Tip: Return the same generic 401 Invalid credentials whether the email is unknown or the password is wrong. Distinguishing the two leaks which emails are registered (account enumeration). Running bcrypt.compare against a dummy hash for missing users, as above, keeps response timing uniform too.

Choosing salt rounds

The “salt rounds” (cost factor) is a base-2 exponent: 12 means 2¹² = 4096 key-expansion iterations. Each extra round doubles the work — and the attacker’s cost. Tune it so a single hash takes roughly 100–300 ms on your production hardware: slow enough to frustrate brute force, fast enough not to stall your login endpoint.

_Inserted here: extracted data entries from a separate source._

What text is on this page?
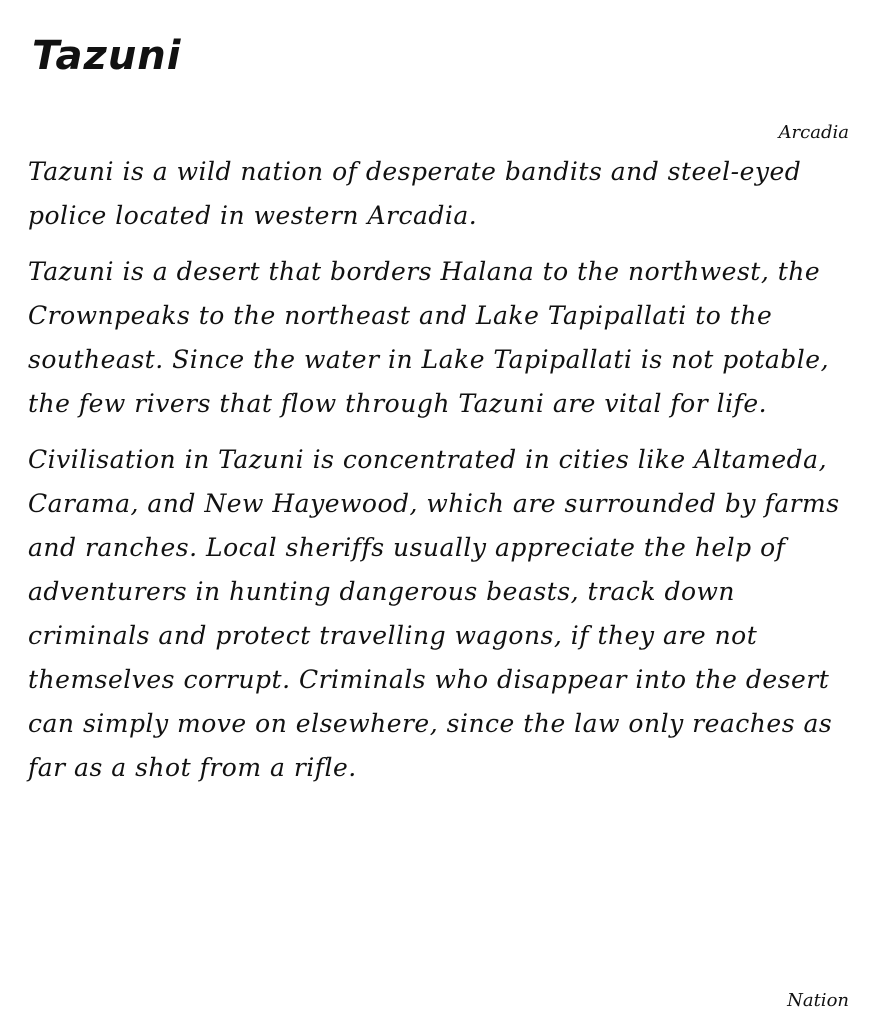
Tazuni
Arcadia

Tazuni is a wild nation of desperate bandits and steel-eyed police located in western Arcadia.

Tazuni is a desert that borders Halana to the northwest, the Crownpeaks to the northeast and Lake Tapipallati to the southeast. Since the water in Lake Tapipallati is not potable, the few rivers that flow through Tazuni are vital for life.

Civilisation in Tazuni is concentrated in cities like Altameda, Carama, and New Hayewood, which are surrounded by farms and ranches. Local sheriffs usually appreciate the help of adventurers in hunting dangerous beasts, track down criminals and protect travelling wagons, if they are not themselves corrupt. Criminals who disappear into the desert can simply move on elsewhere, since the law only reaches as far as a shot from a rifle.

Nation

Salt rounds	Approx. time/hash	Notes
8	~10 ms	Too fast for 2026 hardware
10	~60 ms	Common older default
12	~250 ms	Sensible modern default
14	~1 s	High security, noticeable latency

Because the cost is embedded in the hash, you can raise rounds later: when a user logs in successfully and their stored hash uses an old cost, re-hash the password with the new cost and save it transparently.

Migrating to argon2

bcrypt is still strong, but Argon2id is the winner of the Password Hashing Competition and resists GPU/ASIC attacks better thanks to its memory-hardness. Its API mirrors bcrypt closely, so migration is gradual — verify against the existing bcrypt hash on login, then re-hash with Argon2 and store the new value.

npm install argon2

const argon2 = require("argon2");
const bcrypt = require("bcrypt");

async function verifyAndUpgrade(user, password) {
  const isArgon = user.passwordHash.startsWith("$argon2");

  const ok = isArgon
    ? await argon2.verify(user.passwordHash, password)
    : await bcrypt.compare(password, user.passwordHash);

  if (ok && !isArgon) {
    // Seamlessly upgrade legacy bcrypt hashes on successful login.
    const newHash = await argon2.hash(password, { type: argon2.argon2id });
    await db.users.update(user.id, { passwordHash: newHash });
  }
  return ok;
}

This lets you adopt Argon2 for everyone over time without forcing a mass password reset.

Best Practices

Store only the bcrypt/Argon2 hash, never plaintext — and keep it out of logs, error messages, and API responses.
Use a cost factor (12+) that takes ~100–300 ms per hash, and bump it as hardware gets faster.
Always await bcrypt.hash/bcrypt.compare (or use the sync variants only in scripts) so the event loop isn’t blocked unexpectedly.
Return a single generic error for bad email or bad password to prevent account enumeration.
Enforce a sensible minimum password length and reject known-breached passwords rather than imposing arbitrary complexity rules.
Re-hash on successful login when the stored cost is outdated or when migrating to Argon2.
Serve every auth endpoint over HTTPS so passwords are never sent in cleartext.